Ausgerechnet die Pandemie könnte am Ende ein paar Leben gerettet haben. Als am frühen Mittwochmorgen die ersten Patienten in Krankenhäuser im Großraum Buenos Aires eingeliefert wurden nach dem Konsum von gepanschtem Kokain, mussten viele bald auch künstlich beatmet werden - an Maschinen, die eigentlich angeschafft worden waren zur Behandlung von Corona-Patienten. "Wenn wir nicht die Covid-Vorkehrungen getroffen hätten, wäre jetzt die Zahl der Opfer noch deutlich höher", sagte Nicolás Kreplak, der Gesundheitsminister der Provinz Buenos Aires.
Mehr als 80 Personen mussten behandelt werden, für etwa zwei Dutzend Menschen kam aber jede Hilfe zu spät: Erst Krämpfe, dann Herzstillstand, manche starben im Krankenhaus, andere bei sich zu Hause oder mitten auf der Straße.
Selbst erfahrene Ärzte und Ermittler sagen, einen Fall von dieser Größenordnung hätten sie noch nicht erlebt. Und während die Behörden den Gesundheitsnotstand ausgerufen haben, blickt Argentinien geschockt auf die Abgründe, die sich da auf einmal auftun. Zunächst einmal steht da die Frage, mit welchem Stoff das Kokain versetzt wurde - und warum. Eine erste Vermutung war Rattengift: Eine Drogengang habe es der Ladung einer anderen untergemischt, um so deren Ruf zu zerstören und am Ende ihr Territorium übernehmen zu können.
Ermittler sind mittlerweile von der Drogenkrieg-Theorie abgerückt
Argentinien hat nach den USA und Uruguay eine der höchsten Raten von Kokainkonsum in Nord- und Südamerika. In Clubs und Bars ist die Droge leicht und vergleichsweise billig zu bekommen und wie weitverbreitet der Konsum ist, zeigt schon die Tatsache, dass viele der jetzigen Opfer an einem ganz normalen Mittwochmorgen eingeliefert wurden: Sie hatten sich am Abend zuvor das Fußballspiel zwischen Argentinien und Kolumbien mit einem Näschen Koks versüßen wollen.

Laut dem Sicherheitsminister von Buenos Aires sollen allein im Großraum der Millionenmetropole jeden Tag 250 000 Tütchen der Droge verkauft werden. Ein lukrativer Markt also, dazu kommt, dass argentinische Häfen längst auch Zwischenstationen der weltweiten Schmuggelrouten für Kokain sind.
Verfeindete Kartelle kämpfen zunehmend erbittert um Macht und Terrain. Armenviertel und Gefängnisse sind in der Hand von mächtigen Gangs, und in Rosario, immerhin Argentiniens drittgrößter Stadt, in der auch Lionel Messi und Che Guevara geboren wurden, ist die Lage schon jetzt so außer Kontrolle, dass der Bürgermeister im September die Bundespolizei um Hilfe anflehte: "Lasst uns nicht allein!", schrieb er auf Twitter. Zuvor hatten Killer innerhalb von wenigen Stunden mehrere Menschen ermordet und eine Vierjährige schwer verletzt.

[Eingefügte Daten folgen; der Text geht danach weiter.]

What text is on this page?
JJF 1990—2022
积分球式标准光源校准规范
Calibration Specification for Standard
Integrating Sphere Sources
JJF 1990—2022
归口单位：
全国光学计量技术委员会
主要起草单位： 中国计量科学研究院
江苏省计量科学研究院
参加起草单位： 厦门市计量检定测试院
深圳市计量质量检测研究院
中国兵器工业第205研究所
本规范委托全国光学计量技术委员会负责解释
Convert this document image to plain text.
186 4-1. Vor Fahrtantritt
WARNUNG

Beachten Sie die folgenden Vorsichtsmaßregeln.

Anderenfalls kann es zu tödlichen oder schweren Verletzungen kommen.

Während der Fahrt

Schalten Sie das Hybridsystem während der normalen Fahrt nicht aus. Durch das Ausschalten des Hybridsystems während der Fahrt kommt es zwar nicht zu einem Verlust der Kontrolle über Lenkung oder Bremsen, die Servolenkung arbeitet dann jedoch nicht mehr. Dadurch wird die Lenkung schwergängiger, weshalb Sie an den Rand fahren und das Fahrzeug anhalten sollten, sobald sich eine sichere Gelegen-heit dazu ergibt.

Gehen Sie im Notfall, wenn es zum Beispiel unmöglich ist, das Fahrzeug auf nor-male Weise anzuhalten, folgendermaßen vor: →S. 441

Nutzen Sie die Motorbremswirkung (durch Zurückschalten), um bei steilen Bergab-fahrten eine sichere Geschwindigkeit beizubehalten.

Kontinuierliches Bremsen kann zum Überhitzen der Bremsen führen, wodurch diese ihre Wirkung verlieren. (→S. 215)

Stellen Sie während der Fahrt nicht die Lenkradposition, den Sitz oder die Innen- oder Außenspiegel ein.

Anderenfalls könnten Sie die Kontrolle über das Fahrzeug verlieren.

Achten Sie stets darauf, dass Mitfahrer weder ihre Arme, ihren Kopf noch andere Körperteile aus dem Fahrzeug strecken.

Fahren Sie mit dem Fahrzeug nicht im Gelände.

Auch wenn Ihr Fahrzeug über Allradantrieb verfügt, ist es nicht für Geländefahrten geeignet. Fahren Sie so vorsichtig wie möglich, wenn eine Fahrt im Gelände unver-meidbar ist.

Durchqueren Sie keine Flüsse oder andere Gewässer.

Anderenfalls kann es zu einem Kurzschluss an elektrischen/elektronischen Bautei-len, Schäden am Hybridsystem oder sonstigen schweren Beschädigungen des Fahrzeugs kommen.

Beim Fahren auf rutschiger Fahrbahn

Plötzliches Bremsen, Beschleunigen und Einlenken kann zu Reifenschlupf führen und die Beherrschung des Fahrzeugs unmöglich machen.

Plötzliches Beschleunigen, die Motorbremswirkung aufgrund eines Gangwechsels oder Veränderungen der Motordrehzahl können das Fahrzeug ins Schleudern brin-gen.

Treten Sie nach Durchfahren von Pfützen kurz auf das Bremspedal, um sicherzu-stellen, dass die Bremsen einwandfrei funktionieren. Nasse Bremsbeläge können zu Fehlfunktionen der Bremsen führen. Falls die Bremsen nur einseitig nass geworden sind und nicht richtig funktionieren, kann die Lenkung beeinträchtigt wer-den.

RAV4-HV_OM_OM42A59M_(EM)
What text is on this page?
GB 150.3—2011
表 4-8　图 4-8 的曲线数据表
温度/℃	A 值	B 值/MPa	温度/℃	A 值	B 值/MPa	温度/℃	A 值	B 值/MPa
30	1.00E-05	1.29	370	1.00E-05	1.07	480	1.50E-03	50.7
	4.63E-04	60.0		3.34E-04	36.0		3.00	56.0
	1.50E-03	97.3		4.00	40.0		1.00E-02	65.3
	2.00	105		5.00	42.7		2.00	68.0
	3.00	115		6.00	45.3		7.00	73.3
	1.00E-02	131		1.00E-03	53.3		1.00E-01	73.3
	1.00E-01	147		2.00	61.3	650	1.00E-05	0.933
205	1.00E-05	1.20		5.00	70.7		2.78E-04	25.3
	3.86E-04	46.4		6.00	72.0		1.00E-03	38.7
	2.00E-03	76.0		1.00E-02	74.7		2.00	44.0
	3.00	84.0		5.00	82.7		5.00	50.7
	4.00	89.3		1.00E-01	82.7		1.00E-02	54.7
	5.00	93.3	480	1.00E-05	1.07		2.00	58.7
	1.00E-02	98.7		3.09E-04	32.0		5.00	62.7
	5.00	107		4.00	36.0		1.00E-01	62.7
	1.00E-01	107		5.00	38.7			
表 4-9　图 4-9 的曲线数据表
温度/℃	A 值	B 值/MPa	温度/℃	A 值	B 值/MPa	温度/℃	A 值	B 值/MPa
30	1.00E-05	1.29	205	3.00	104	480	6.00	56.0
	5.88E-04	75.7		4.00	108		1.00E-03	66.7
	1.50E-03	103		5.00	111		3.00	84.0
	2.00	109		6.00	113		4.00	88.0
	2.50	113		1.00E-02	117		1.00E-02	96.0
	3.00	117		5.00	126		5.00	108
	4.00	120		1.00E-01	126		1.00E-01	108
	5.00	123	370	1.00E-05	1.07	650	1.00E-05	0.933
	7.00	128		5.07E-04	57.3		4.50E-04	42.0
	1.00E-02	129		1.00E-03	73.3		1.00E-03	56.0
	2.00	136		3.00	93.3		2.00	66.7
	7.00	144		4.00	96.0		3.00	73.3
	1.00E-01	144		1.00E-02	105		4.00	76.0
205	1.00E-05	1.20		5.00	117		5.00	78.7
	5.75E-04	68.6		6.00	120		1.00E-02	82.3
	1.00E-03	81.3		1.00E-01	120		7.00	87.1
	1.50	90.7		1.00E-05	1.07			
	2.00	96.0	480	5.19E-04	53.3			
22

Kurz: Ein Drogenkrieg als Motiv wäre nicht unwahrscheinlich. Dennoch sind die Ermittler mittlerweile von dieser Theorie abgerückt. Sie gehen stattdessen von einem Unfall oder Fehler beim Strecken des Kokains aus.
Wurde das Kokain mit Fentanyl versetzt?
In den allermeisten Fällen kommt die Droge nicht in ihrer Reinform bei den Konsumenten an. Um ihren Profit zu steigern, versetzen Dealer das Pulver mit Laktose oder Stärke, aber auch mit Wirkstoffen wie Koffein, Schmerz- oder Betäubungsmitteln. So soll den Nutzern eine stärkere Dosierung vorgetäuscht werden.

Weil viele der Patienten, die nun in die Krankenhäuser in Buenos Aires eingeliefert worden sind, auf Gegenmittel gegen Opiate ansprechen, glauben Experten, dass das Kokain vielleicht mit Fentanyl versetzt wurde, ein extrem starkes synthetisches Opioid. Ähnliche Fälle wurden zuletzt auch aus den USA bekannt.
Mittlerweile hat die Polizei ein gutes Dutzend Verdächtige festgenommen, darunter auch einen als "El Paisa" bekannten lokalen Drogenboss. Aus seinen Lagern, so die Vermutung, sollen die verunreinigte Drogen ursprünglich gekommen sein. Mehrere Tausend Tütchen wurden bei den Razzien sichergestellt. Die Hoffnung ist nun, dass nicht noch mehr verunreinigtes Kokain im Umlauf ist.